Disordered Motifs and Domains in Cell Control - October 11-15, 2014

Disordered Motifs and Domains in Cell Control

Monday Speaker Abstracts

Intrinsically Disordered Titin PEVK Motifs: The Interplay of Force, Form, and Function of an Ion-exchange Driven Elastomer Kuan Wang 1,3 , Richard J. Wittebort 2 , Leffrey G. Forbes 3 , Wanxia L. Tsai 3 , S Arumugam 2 . 1 Academia Sinica, Nankang, Taipei, Taiwan, 2 University of Louisville, Louisville, KY, USA, 3 NIAMS, NIH, Bethesda, MD, USA. We describe the interplay between elasticity and ensemble structures of intrinsically disordered proteins, using the PEVK segment of the giant (~3-4 MDa) elastic protein titin as a model.
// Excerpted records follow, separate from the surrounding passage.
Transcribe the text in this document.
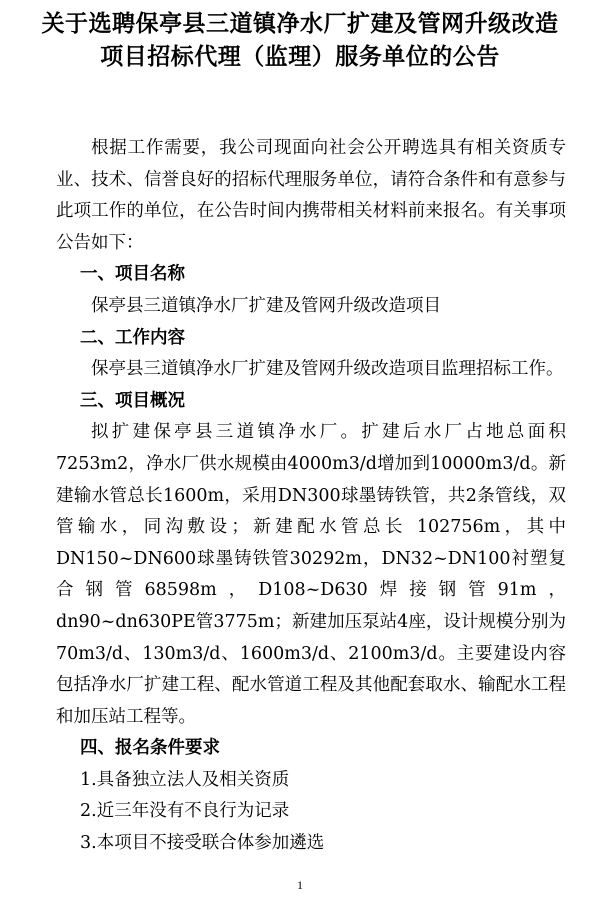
关于选聘保亭县三道镇净水厂扩建及管网升级改造项目招标代理（监理）服务单位的公告

根据工作需要，我公司现面向社会公开聘选具有相关资质专业、技术、信誉良好的招标代理服务单位，请符合条件和有意参与此项工作的单位，在公告时间内携带相关材料前来报名。有关事项公告如下：

一、项目名称

保亭县三道镇净水厂扩建及管网升级改造项目

二、工作内容

保亭县三道镇净水厂扩建及管网升级改造项目监理招标工作。

三、项目概况

拟扩建保亭县三道镇净水厂。扩建后水厂占地总面积7253m2，净水厂供水规模由4000m3/d增加到10000m3/d。新建输水管总长1600m，采用DN300球墨铸铁管，共2条管线，双管输水，同沟敷设；新建配水管总长 102756m，其中DN150~DN600球墨铸铁管30292m，DN32~DN100衬塑复合钢管68598m，D108~D630焊接钢管91m，dn90~dn630PE管3775m；新建加压泵站4座，设计规模分别为70m3/d、130m3/d、1600m3/d、2100m3/d。主要建设内容包括净水厂扩建工程、配水管道工程及其他配套取水、输配水工程和加压站工程等。

四、报名条件要求

1.具备独立法人及相关资质

2.近三年没有不良行为记录

3.本项目不接受联合体参加遴选

1
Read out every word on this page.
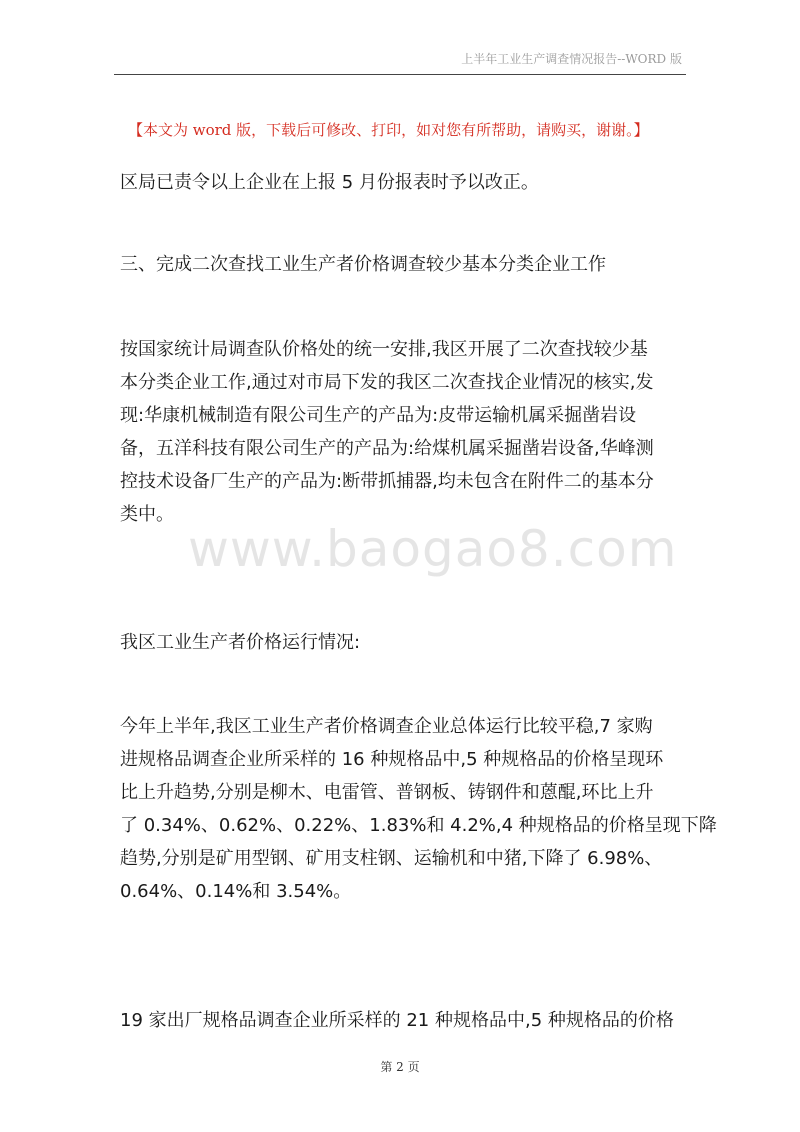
上半年工业生产调查情况报告--WORD 版
【本文为 word 版，下载后可修改、打印，如对您有所帮助，请购买，谢谢。】
区局已责令以上企业在上报 5 月份报表时予以改正。
三、完成二次查找工业生产者价格调查较少基本分类企业工作
按国家统计局调查队价格处的统一安排,我区开展了二次查找较少基
本分类企业工作,通过对市局下发的我区二次查找企业情况的核实,发
现:华康机械制造有限公司生产的产品为:皮带运输机属采掘凿岩设
备，五洋科技有限公司生产的产品为:给煤机属采掘凿岩设备,华峰测
控技术设备厂生产的产品为:断带抓捕器,均未包含在附件二的基本分
类中。
www.baogao8.com
我区工业生产者价格运行情况:
今年上半年,我区工业生产者价格调查企业总体运行比较平稳,7 家购
进规格品调查企业所采样的 16 种规格品中,5 种规格品的价格呈现环
比上升趋势,分别是柳木、电雷管、普钢板、铸钢件和蒽醌,环比上升
了 0.34%、0.62%、0.22%、1.83%和 4.2%,4 种规格品的价格呈现下降
趋势,分别是矿用型钢、矿用支柱钢、运输机和中猪,下降了 6.98%、
0.64%、0.14%和 3.54%。
19 家出厂规格品调查企业所采样的 21 种规格品中,5 种规格品的价格
第 2 页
Titin PEVK is an highly extended scaffold protein segment encoded by splicing of more than 100 exons and is thought to integrate mechanical stress and SH3-mediated signaling pathways (J. Biol. Chem,281, 27539-556, 2006). Solution and gel phase NMR, single molecule force spectroscopy and steered molecular dynamics simulations were used to investigate the ensemble structures and ion-pair interactions of an engineered 15-mer polyprotein, consisting of 15 identical titin PEVK modules, with affinity tags at both ends to facilitate nanomechanical measurements by single molecule atomic force microscopy. Using the NMR data for the polypeptide backbone and a subset of possible long range interactions, we were able to simulate an ensemble of representative structures and to simulate the mechanical stretching of a trimer and compare it to the stretching of the single polyprotein by atomic force microscopy. The stretching simulations showed that the attractive ionic interactions are in constant flux, leading to an elastic behavior similar to entropic polymers. Some of the simulations showed the exact force signature as those seen in experimental force spectra, and the force-bearing events arise from either transient hydrophobic residues, depending upon the trajectory of the stretching polymer. The current work tightly integrates both experiments and simulations to provide a more complete understanding of how intrinsically disordered ampholytes behaves as an elastic element by an intrachain ion-exchange mechanism. Our insights of nanomechanical properties of this intrinsically disordered protein are useful in the understanding of how force modulates function and in the design of elastic functional elastic biomaterials.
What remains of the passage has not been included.